A nacionalização da banca foi um dos momentos mais importantes na revolução que começara em abril de 1974. Sobre a importância desta decisão política, Ricardo Noronha considera que, no contexto da época, significou “um antes e um depois”. Ou seja, até esse momento, do ponto de vista financeiro, afirma, “o governo provisório estava a responder a problemas na estrutura da economia portuguesa e a financiar os problemas de tesouraria das empresas, injetando dinheiro no sistema bancário”. Nesse sentido, “proporcionava às administrações da banca privada crédito, redesconto, ou seja, um crédito a uma taxa de juro mais baixa na esperança de que essas administrações, os circuitos da banca privada depois canalizassem esse dinheiro para as empresas”.
Contudo, os vários atos de sabotagem económica detectados pelos sindicatos do setor conduziram o governo liderado pelo primeiro-ministro Vasco Gonçalves à nacionalização da banca. A fuga de capitais incluiu, entre outros métodos, a transferência de fundos dos emigrantes portugueses para contas em Londres e em Paris e não para Portugal e a prática de subfaturação e de sobrefaturação das exportações. O investigador do Instituto de História Contemporânea explica que houve outros atos ilícitos como o financiamento de partidos de direita e extrema-direita. Dirigentes do Partido Liberal, do Partido do Progresso, do PPD e do CDS receberam o financiamento de vários bancos como foi detetado e objeto de relatórios junto do Banco de Portugal e do Movimento das Forças Armadas.
“Todos esses dados são denunciados, uns antes da nacionalização e outros depois, e só serão divulgados plenamente depois da nacionalização. O Mário Monteiro foi ministro da coordenação económica do quarto governo provisório, que é o governo encarregue da maior parte das nacionalizações, e tem uma expressão na conferência de imprensa que é: ‘só depois da nacionalização da banca é que foi possível destapar os segredos do capitalismo, do grande capitalismo’”.
É quando se dá o golpe derrotado contra a revolução a 11 de março de 1975 que Vasco Gonçalves anuncia a nacionalização da banca. “O governo chama a si as alavancas de controlo do poder económico. A banca é o grande baluarte do sistema capitalista e, quando é nacionalizada, o Estado passa a ter uma série de instrumentos para intervir direta e indiretamente na economia. E tem um controlo direto, no fundo, sobre os recursos financeiros, nomeadamente aqueles que resultam da emissão monetária. Portanto, do Banco de Portugal, em vez de estar simplesmente a proporcionar ou a terceiros a possibilidade de financiar os projetos ou as necessidades de financiamento desta ou daquela empresa, passa a ter um instrumento para o fazer diretamente”.
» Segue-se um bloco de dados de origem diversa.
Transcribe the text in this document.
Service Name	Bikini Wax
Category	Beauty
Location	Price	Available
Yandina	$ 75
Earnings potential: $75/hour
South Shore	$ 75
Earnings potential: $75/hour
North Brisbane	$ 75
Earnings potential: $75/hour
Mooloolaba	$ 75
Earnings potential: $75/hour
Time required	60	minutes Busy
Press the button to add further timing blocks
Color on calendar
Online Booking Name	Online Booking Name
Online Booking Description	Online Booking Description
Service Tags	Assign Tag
A banca é o grande baluarte do sistema capitalista e, quando é nacionalizada, o Estado passa a ter uma série de instrumentos para intervir direta e indiretamente na economia. E tem um controlo direto, no fundo, sobre os recursos financeiros, nomeadamente aqueles que resultam da emissão monetária.
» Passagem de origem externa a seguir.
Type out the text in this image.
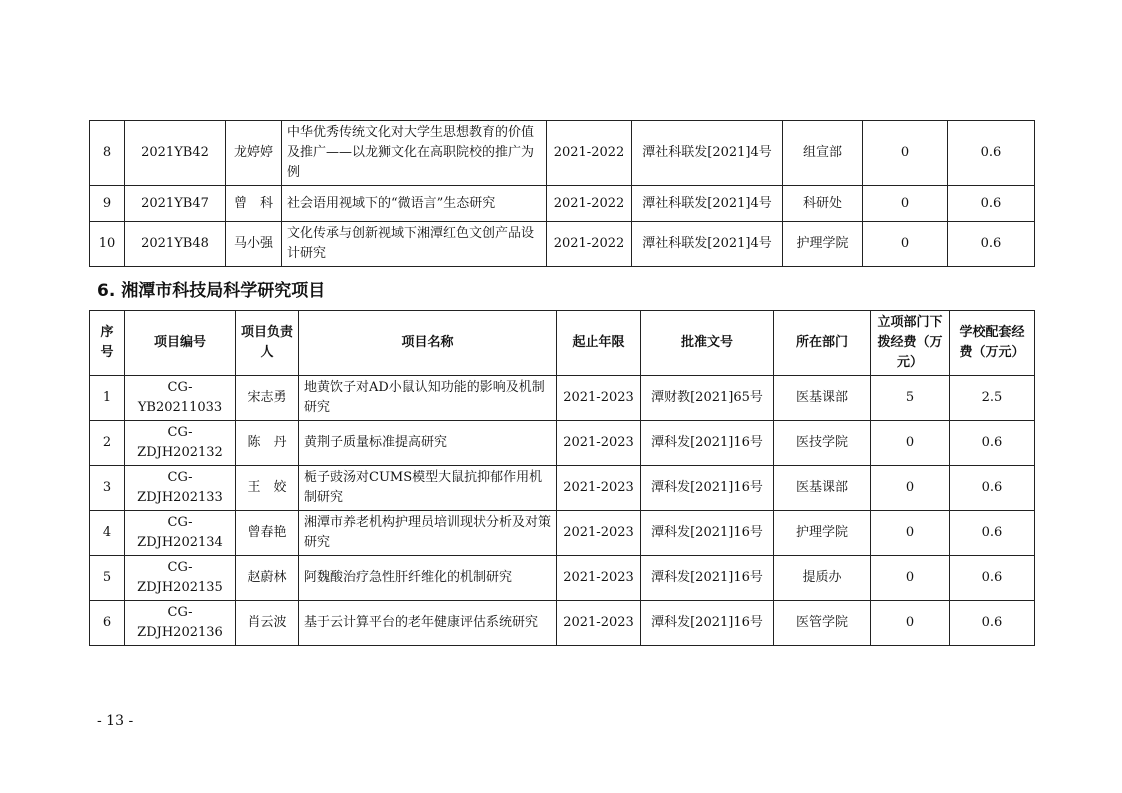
8	2021YB42	龙婷婷	中华优秀传统文化对大学生思想教育的价值及推广——以龙狮文化在高职院校的推广为例	2021-2022	潭社科联发[2021]4号	组宣部	0	0.6
9	2021YB47	曾　科	社会语用视域下的“微语言”生态研究	2021-2022	潭社科联发[2021]4号	科研处	0	0.6
10	2021YB48	马小强	文化传承与创新视域下湘潭红色文创产品设计研究	2021-2022	潭社科联发[2021]4号	护理学院	0	0.6
6. 湘潭市科技局科学研究项目
序号	项目编号	项目负责人	项目名称	起止年限	批准文号	所在部门	立项部门下拨经费（万元）	学校配套经费（万元）
1	CG-YB20211033	宋志勇	地黄饮子对AD小鼠认知功能的影响及机制研究	2021-2023	潭财教[2021]65号	医基课部	5	2.5
2	CG-ZDJH202132	陈　丹	黄荆子质量标准提高研究	2021-2023	潭科发[2021]16号	医技学院	0	0.6
3	CG-ZDJH202133	王　姣	栀子豉汤对CUMS模型大鼠抗抑郁作用机制研究	2021-2023	潭科发[2021]16号	医基课部	0	0.6
4	CG-ZDJH202134	曾春艳	湘潭市养老机构护理员培训现状分析及对策研究	2021-2023	潭科发[2021]16号	护理学院	0	0.6
5	CG-ZDJH202135	赵蔚林	阿魏酸治疗急性肝纤维化的机制研究	2021-2023	潭科发[2021]16号	提质办	0	0.6
6	CG-ZDJH202136	肖云波	基于云计算平台的老年健康评估系统研究	2021-2023	潭科发[2021]16号	医管学院	0	0.6
- 13 -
Em Portugal, refere Ricardo Noronha, a nacionalização da banca torna-se também o ponto de partida para uma transição socialista e recorda que essa decisão teve o apoio da esquerda militar, do COPCON e também de muitos militares muitas vezes designados como moderados. “Todos eles convergem na ideia de uma via portuguesa para o socialismo”, sublinha. Em paralelo, o investigador lembra que também há nacionalizações dentro do sistema capitalista e dá o exemplo da Coreia do Sul, “muitas vezes exaltada pelos neoliberais como grande exemplo mas onde toda a banca foi nacionalizada potenciando o take off industrial tão bem sucedido no país depois de o Estado impor uma série de condições para o financiamento da indústria”.
Depois da nacionalização da banca portuguesa, parte-se para a nacionalização dos seguros e de outros setores estratégicos como os transportes, a eletricidade, a refinação de petróleo, o aço, o cimento, o papel e a cerveja. Nesse contexto, boa parte dos órgãos de comunicação social, propriedade dos grupos financeiros nacionalizados, passam a ser do Estado. “Os jornalistas tinham já levado a cabo processos de luta bastante intensos numa série de jornais, sobretudo os de Lisboa, mas não só. E já se tinham imposto às administrações dos jornais, muitas das quais tinham basicamente representantes da banca. Muitos administradores envolvidos com a ditadura e com o aparelho repressivo foram removidos. Os jornalistas já tinham conquistado muito espaço antes da nacionalização da banca, desse ponto de vista, a nacionalização veio consagrar uma situação já mais ou menos de facto existente.
Reforma agrária, uma conquista dos trabalhadores
O processo da reforma agrária não se dá apenas contra a sabotagem dos grandes proprietários mas também devido à luta prévia dos trabalhadores rurais através dos seus sindicatos. A conquista de importantes direitos como os contratos coletivos de trabalho logo no verão de 1974 impunha o pleno emprego durante todo o ano em contraposição à sazonalidade e melhores salários.
“Era uma das grandes reivindicações da classe dos trabalhadores rurais porque havia uma grande sazonalidade: na época das ceifas havia muito emprego para todos e depois no inverno passava-se fome. E as reivindicações dos sindicatos com massivo apoio da classe foi precisamente emprego anual e a dada altura os sindicatos conseguiram impor o mecanismo de colocação coerciva de trabalhadores nas herdades”, explica.
As primeiras ocupações de terras foram feitas ao abrigo do decreto-lei 660/74, que é precisamente o decreto que permite ao Estado intervir numa empresa caso haja provas de que ela está a ser mal gerida.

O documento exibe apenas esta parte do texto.